Ler a floresta como um barómetro climático
A época reprodutiva de 2026 não é apenas uma história sobre uma espécie. A reprodução do kākāpō também funciona como um indicador grosseiro da saúde mais ampla do ecossistema. Os masts de rimu dependem de padrões de temperatura e precipitação, que estão a ser alterados pelas mudanças climáticas.
Se, no futuro, os masts se tornarem menos frequentes ou deixarem de coincidir com a biologia do kākāpō, gerações inteiras poderão perder a oportunidade de se reproduzir.
Alguns investigadores já estão a modelar como a mudança dos padrões climáticos poderá alterar os ciclos de frutificação. Num cenário, os rimu poderiam fazer mast com mais frequência, mas com colheitas menores, fornecendo menos energia por evento. Noutro, os masts poderiam agrupar-se e ser seguidos por longos períodos estéreis. Ambas as situações obrigariam os planeadores da conservação a repensar como apoiam as fêmeas em anos magros, talvez com alimentação suplementar ou até com a plantação de novas manchas de rimu em zonas mais frescas e adequadas.
Porque é que este papagaio raro fascina pessoas muito para lá da Nova Zelândia
Para muitos fora da Nova Zelândia, o kākāpō ganhou notoriedade através de vídeos virais e documentários excêntricos. Um papagaio roliço, incapaz de voar, que ressoa como um tambor e trepa a árvores usando o bico é difícil de esquecer. Mas por detrás do encanto há uma lição mais profunda sobre quão lentamente algumas espécies recuperam depois de serem empurradas para o limite.
O kākāpō mostra o que é necessário para reconstruir uma população quando cada tentativa reprodutiva é preciosa: décadas de financiamento, colaboração profunda com comunidades indígenas como os Ngāi Tahu e a vontade de ajustar táticas quando surgem consequências não intencionais. Mostra também como a sobrevivência da vida selvagem pode depender intimamente de ritmos antigos, como o ciclo de frutificação de uma conífera que começou a crescer séculos antes de nascer qualquer um dos cientistas de hoje.
Para quem acompanha à distância, a época reprodutiva de 2026 oferece um estudo de caso em tempo real da conservação moderna.

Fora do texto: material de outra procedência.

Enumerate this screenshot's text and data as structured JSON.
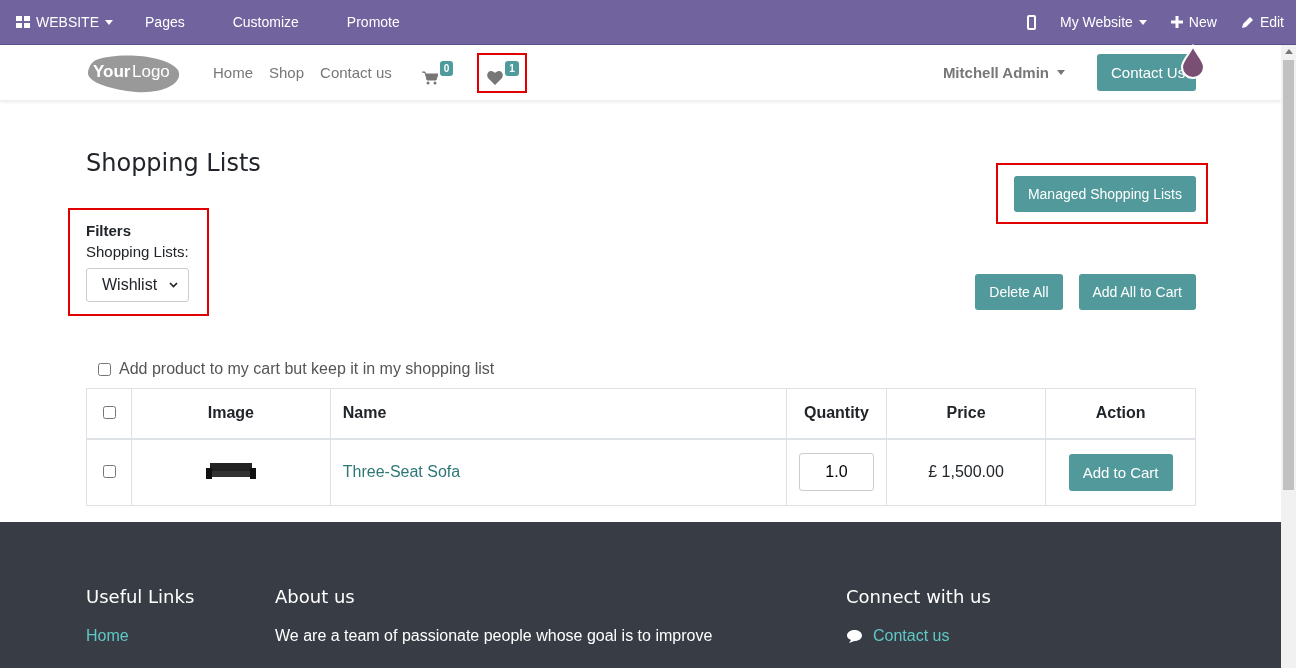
{
  "admin_bar": {
    "app_menu": "WEBSITE",
    "left_items": [
      "Pages",
      "Customize",
      "Promote"
    ],
    "website_menu": "My Website",
    "new_label": "New",
    "edit_label": "Edit"
  },
  "header": {
    "logo": [
      "Your",
      "Logo"
    ],
    "nav": [
      {
        "label": "Home"
      },
      {
        "label": "Shop"
      },
      {
        "label": "Contact us"
      }
    ],
    "cart_count": "0",
    "wishlist_count": "1",
    "user": "Mitchell Admin",
    "cta": "Contact Us"
  },
  "page": {
    "title": "Shopping Lists",
    "managed_button": "Managed Shopping Lists",
    "filters": {
      "heading": "Filters",
      "label": "Shopping Lists:",
      "value": "Wishlist"
    },
    "delete_all": "Delete All",
    "add_all": "Add All to Cart",
    "keep_option": {
      "label": "Add product to my cart but keep it in my shopping list",
      "checked": false
    }
  },
  "table": {
    "select_all_checked": false,
    "columns": [
      "Image",
      "Name",
      "Quantity",
      "Price",
      "Action"
    ],
    "rows": [
      {
        "checked": false,
        "name": "Three-Seat Sofa",
        "quantity": "1.0",
        "price": "£ 1,500.00",
        "action": "Add to Cart"
      }
    ]
  },
  "footer": {
    "columns": [
      {
        "heading": "Useful Links",
        "text": "Home",
        "kind": "link"
      },
      {
        "heading": "About us",
        "text": "We are a team of passionate people whose goal is to improve",
        "kind": "text"
      },
      {
        "heading": "Connect with us",
        "text": "Contact us",
        "kind": "contact"
      }
    ]
  }
}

O sucesso não ficará claro durante meses, até os ovos eclodirem e as crias ultrapassarem as primeiras semanas vulneráveis. Mesmo assim, um bom ano não chega. Os kākāpō vivem normalmente durante décadas, pelo que o verdadeiro teste está em saber se as crias de hoje se tornam os adultos confiantes e independentes de amanhã, a ressoar a partir dos seus próprios leks nas silenciosas encostas da Nova Zelândia.